Like most people on this planet, my brother lived a life that was hard, brutal, and short. That is unacceptable. For him, and for everyone else.


But it seems we're slowly, inexorably being conditioned not to care. Even to hold with contempt and suspicion anything different. The problem is, that we're all different. Each one of us something that never was, nor will be again. A hunk of metal as unique as each one of us would be considered priceless. Yet we consistently treat each other like shit. It will lead to a society where even the best of us are considered inherently expendable.

When I was released from prison, my first impulse was to follow my brother into obscurity. It would have been easy.

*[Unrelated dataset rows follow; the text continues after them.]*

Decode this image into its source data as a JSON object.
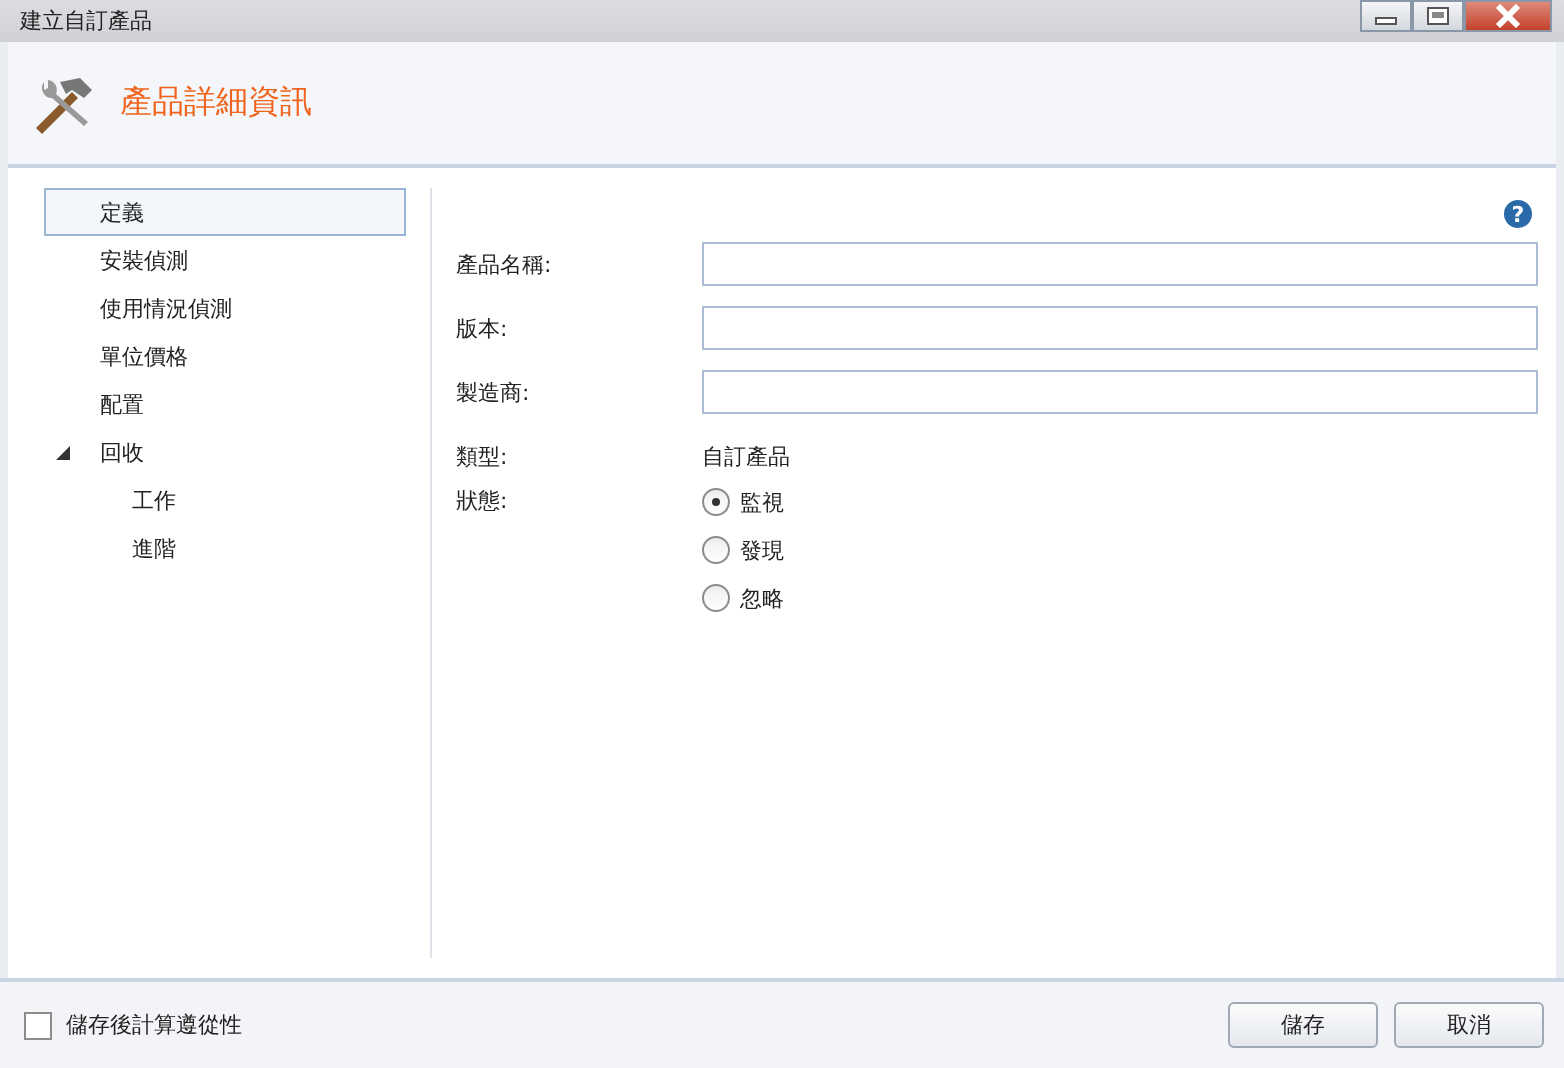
{
  "window": {
    "title": "建立自訂產品"
  },
  "header": {
    "title": "產品詳細資訊"
  },
  "nav": [
    {
      "label": "定義",
      "selected": true
    },
    {
      "label": "安裝偵測",
      "selected": false
    },
    {
      "label": "使用情況偵測",
      "selected": false
    },
    {
      "label": "單位價格",
      "selected": false
    },
    {
      "label": "配置",
      "selected": false
    },
    {
      "label": "回收",
      "selected": false,
      "expanded": true,
      "children": [
        {
          "label": "工作",
          "selected": false
        },
        {
          "label": "進階",
          "selected": false
        }
      ]
    }
  ],
  "form": {
    "help": "?",
    "fields": [
      {
        "label": "產品名稱:"
      },
      {
        "label": "版本:"
      },
      {
        "label": "製造商:"
      }
    ],
    "type": {
      "label": "類型:",
      "value": "自訂產品"
    },
    "status": {
      "label": "狀態:",
      "options": [
        {
          "label": "監視",
          "selected": true
        },
        {
          "label": "發現",
          "selected": false
        },
        {
          "label": "忽略",
          "selected": false
        }
      ]
    }
  },
  "footer": {
    "checkbox": {
      "label": "儲存後計算遵從性",
      "checked": false
    },
    "buttons": [
      "儲存",
      "取消"
    ]
  }
}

Especially when it seemed that every signal I got from those around me said that I didn't matter. That I was unworthy and had nothing to offer.

There were those who were merely disinterested. I sat across the desks of bureaucrats who just wanted me to go away so they could go on to the next person they didn't care about. Then there were others who viewed me with open contempt (including a couple disturbingly creative death threats via email). My brother, a decidedly more sensitive soul than I, would not have fared well.

In the beginning, I couldn't retreat because I had nowhere to go. But in the end, it was those very people that made me determined to stay. I learned tolerance from those who, for whatever reason, hated me, and kindness from those who were unkind because, oddly, they felt morally justified in being so. (They will have to forgive me if they find that I am ungrateful for those lessons.)

I hold no illusions about my place in this world, or my ability to change it. But...

We all matter.

For the next few months, I will dream of my brother as he was in life, only to wake to feel the sting of his absence. I'm told that this is common in the face of loss. Still, it's liable to make me a tad cranky. 

I take some small solace in the fact that, as unique as we are, in the end we are all equal. The rich and poor, good and evil, all of us destined to be crushed under the same great wheel.